Arsenic trioxide, arsenic pentoxide, and arsenic iodide inhibit human keratinocyte proliferation through the induction of apoptosis.

The Journal of pharmacology and experimental therapeutics (2008-05-03)
Wai-Pui Tse, Christopher H K Cheng, Chun-Tao Che, Zhi-Xiu Lin
RÉSUMÉ

Arsenic compounds have been traditionally used to treat a variety of ailments, including skin diseases. Our previous study identified the extract of realgar to possess potent antiproliferative action on HaCaT cells. The present study aimed at evaluating whether several inorganic arsenics found in realgar also possess similar antiproliferative properties.

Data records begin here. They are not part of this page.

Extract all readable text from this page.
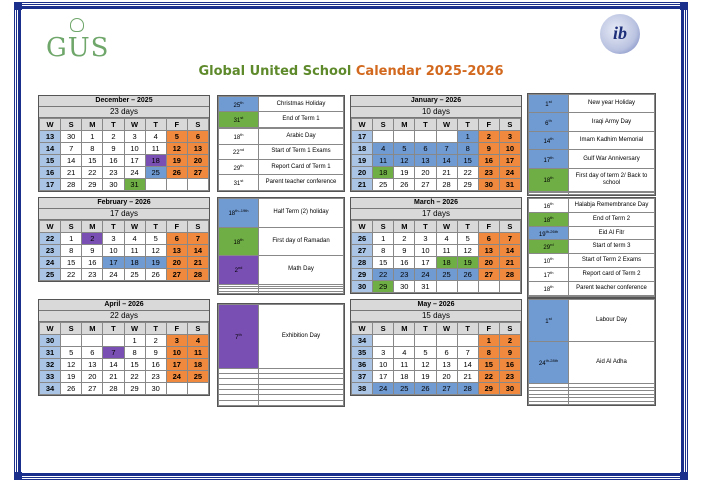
GUS	ib
Global United School Calendar 2025-2026
December – 2025
23 days
W	S	M	T	W	T	F	S
13	30	1	2	3	4	5	6
14	7	8	9	10	11	12	13
15	14	15	16	17	18	19	20
16	21	22	23	24	25	26	27
17	28	29	30	31			
January – 2026
10 days
W	S	M	T	W	T	F	S
17					1	2	3
18	4	5	6	7	8	9	10
19	11	12	13	14	15	16	17
20	18	19	20	21	22	23	24
21	25	26	27	28	29	30	31
February – 2026
17 days
W	S	M	T	W	T	F	S
22	1	2	3	4	5	6	7
23	8	9	10	11	12	13	14
24	15	16	17	18	19	20	21
25	22	23	24	25	26	27	28
March – 2026
17 days
W	S	M	T	W	T	F	S
26	1	2	3	4	5	6	7
27	8	9	10	11	12	13	14
28	15	16	17	18	19	20	21
29	22	23	24	25	26	27	28
30	29	30	31				
April – 2026
22 days
W	S	M	T	W	T	F	S
30				1	2	3	4
31	5	6	7	8	9	10	11
32	12	13	14	15	16	17	18
33	19	20	21	22	23	24	25
34	26	27	28	29	30		
May – 2026
15 days
W	S	M	T	W	T	F	S
34						1	2
35	3	4	5	6	7	8	9
36	10	11	12	13	14	15	16
37	17	18	19	20	21	22	23
38	24	25	26	27	28	29	30
25th	Christmas Holiday
31st	End of Term 1

18th	Arabic Day
22nd	Start of Term 1 Exams
29th	Report Card of Term 1
31st	Parent teacher conference
1st	New year Holiday
6th	Iraqi Army Day
14th	Imam Kadhim Memorial
17th	Gulf War Anniversary
18th	First day of term 2/ Back to school

$18^{th-19th}$	Half Term (2) holiday
18th	First day of Ramadan
2nd	Math Day

16th	Halabja Remembrance Day
18th	End of Term 2
$19^{th-26th}$	Eid Al Fitr
29rd	Start of term 3
10th	Start of Term 2 Exams
17th	Report card of Term 2
18th	Parent teacher conference

7th	Exhibition Day

1st	Labour Day
$24^{th-28th}$	Aid Al Adha
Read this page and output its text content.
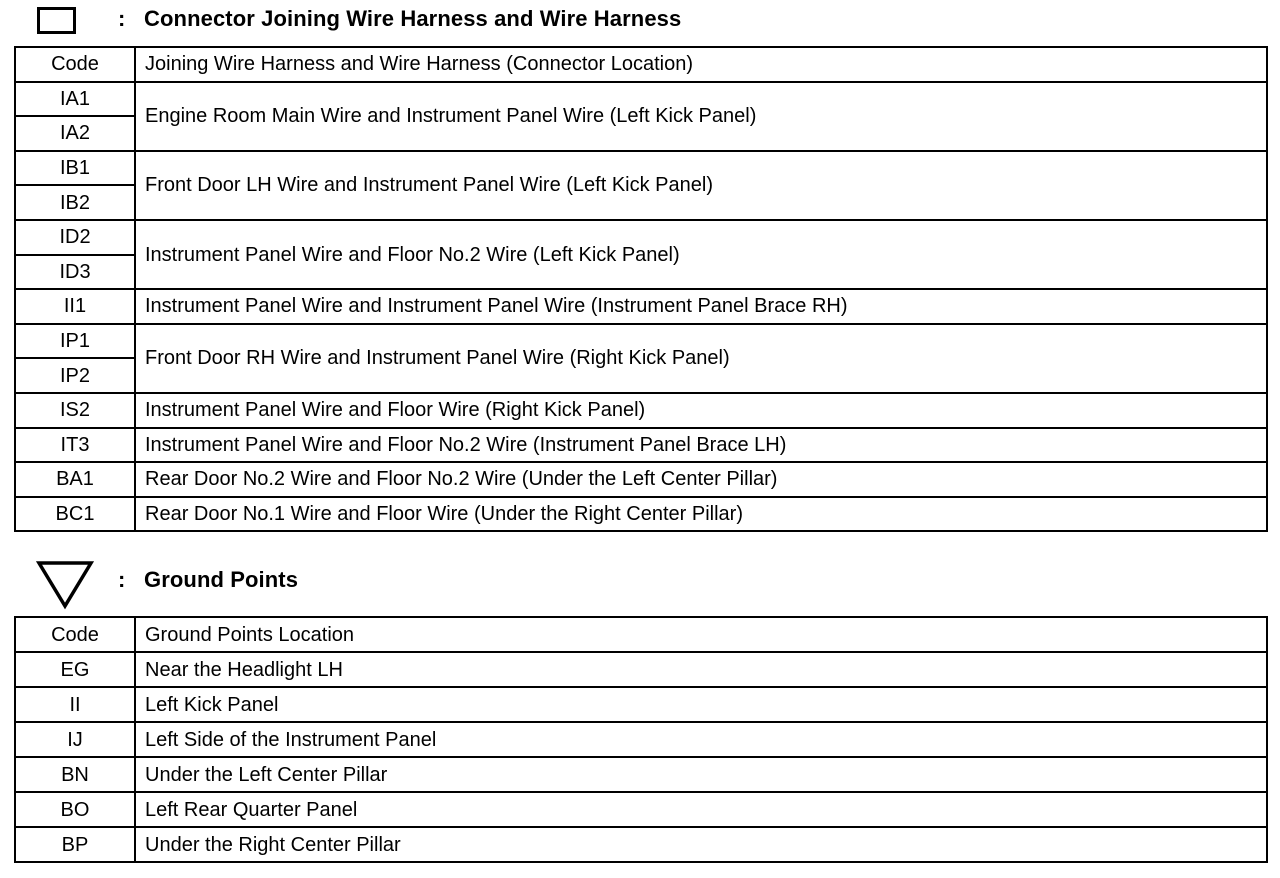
: Connector Joining Wire Harness and Wire Harness
Code	Joining Wire Harness and Wire Harness (Connector Location)
IA1	Engine Room Main Wire and Instrument Panel Wire (Left Kick Panel)
IA2	
IB1	Front Door LH Wire and Instrument Panel Wire (Left Kick Panel)
IB2	
ID2	Instrument Panel Wire and Floor No.2 Wire (Left Kick Panel)
ID3	
II1	Instrument Panel Wire and Instrument Panel Wire (Instrument Panel Brace RH)
IP1	Front Door RH Wire and Instrument Panel Wire (Right Kick Panel)
IP2	
IS2	Instrument Panel Wire and Floor Wire (Right Kick Panel)
IT3	Instrument Panel Wire and Floor No.2 Wire (Instrument Panel Brace LH)
BA1	Rear Door No.2 Wire and Floor No.2 Wire (Under the Left Center Pillar)
BC1	Rear Door No.1 Wire and Floor Wire (Under the Right Center Pillar)
: Ground Points
Code	Ground Points Location
EG	Near the Headlight LH
II	Left Kick Panel
IJ	Left Side of the Instrument Panel
BN	Under the Left Center Pillar
BO	Left Rear Quarter Panel
BP	Under the Right Center Pillar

The results showed that arsenic trioxide, arsenic pentoxide, and arsenic iodide had significant antiproliferative action on HaCaT cells, with IC(50) values at 2.4, 16, and 6.8 microM, respectively. However, these compounds only modestly inhibited the growth of Hs-68 cells, a normal human skin fibroblast cell line, with IC(50) values at 43.4, 223, and 89 microM, respectively, conferring a favorable toxicity profile. In mechanistic studies, all three compounds caused DNA fragmentation as demonstrated by gel electrophoresis and the terminal deoxynucleotidyl transferase biotin-dUTP nick-end labeling method. Morphologically, nuclear condensation and DNA fragmentation were observed when the cells were exposed to arsenic compounds. Cell cycle analysis with propidium iodide (PI) staining demonstrated the appearance of sub-G(1) peak and cell arrest at the G(1) phase in the presence of these compounds. Quantitative analysis by annexin V-PI staining revealed that the arsenic-induced apoptotic event was dose-dependent. Moreover, the arsenic compounds were able to activate caspase-3 expression when examined by Western blot analysis. Our experimental data unambiguously demonstrated that induction of cellular apoptosis was mainly responsible for the observed antiproliferation brought about by the arsenic compounds on HaCaT keratinocytes, suggesting that these arsenic compounds are putative agents from which psoriasis-treating topical formulae could be developed.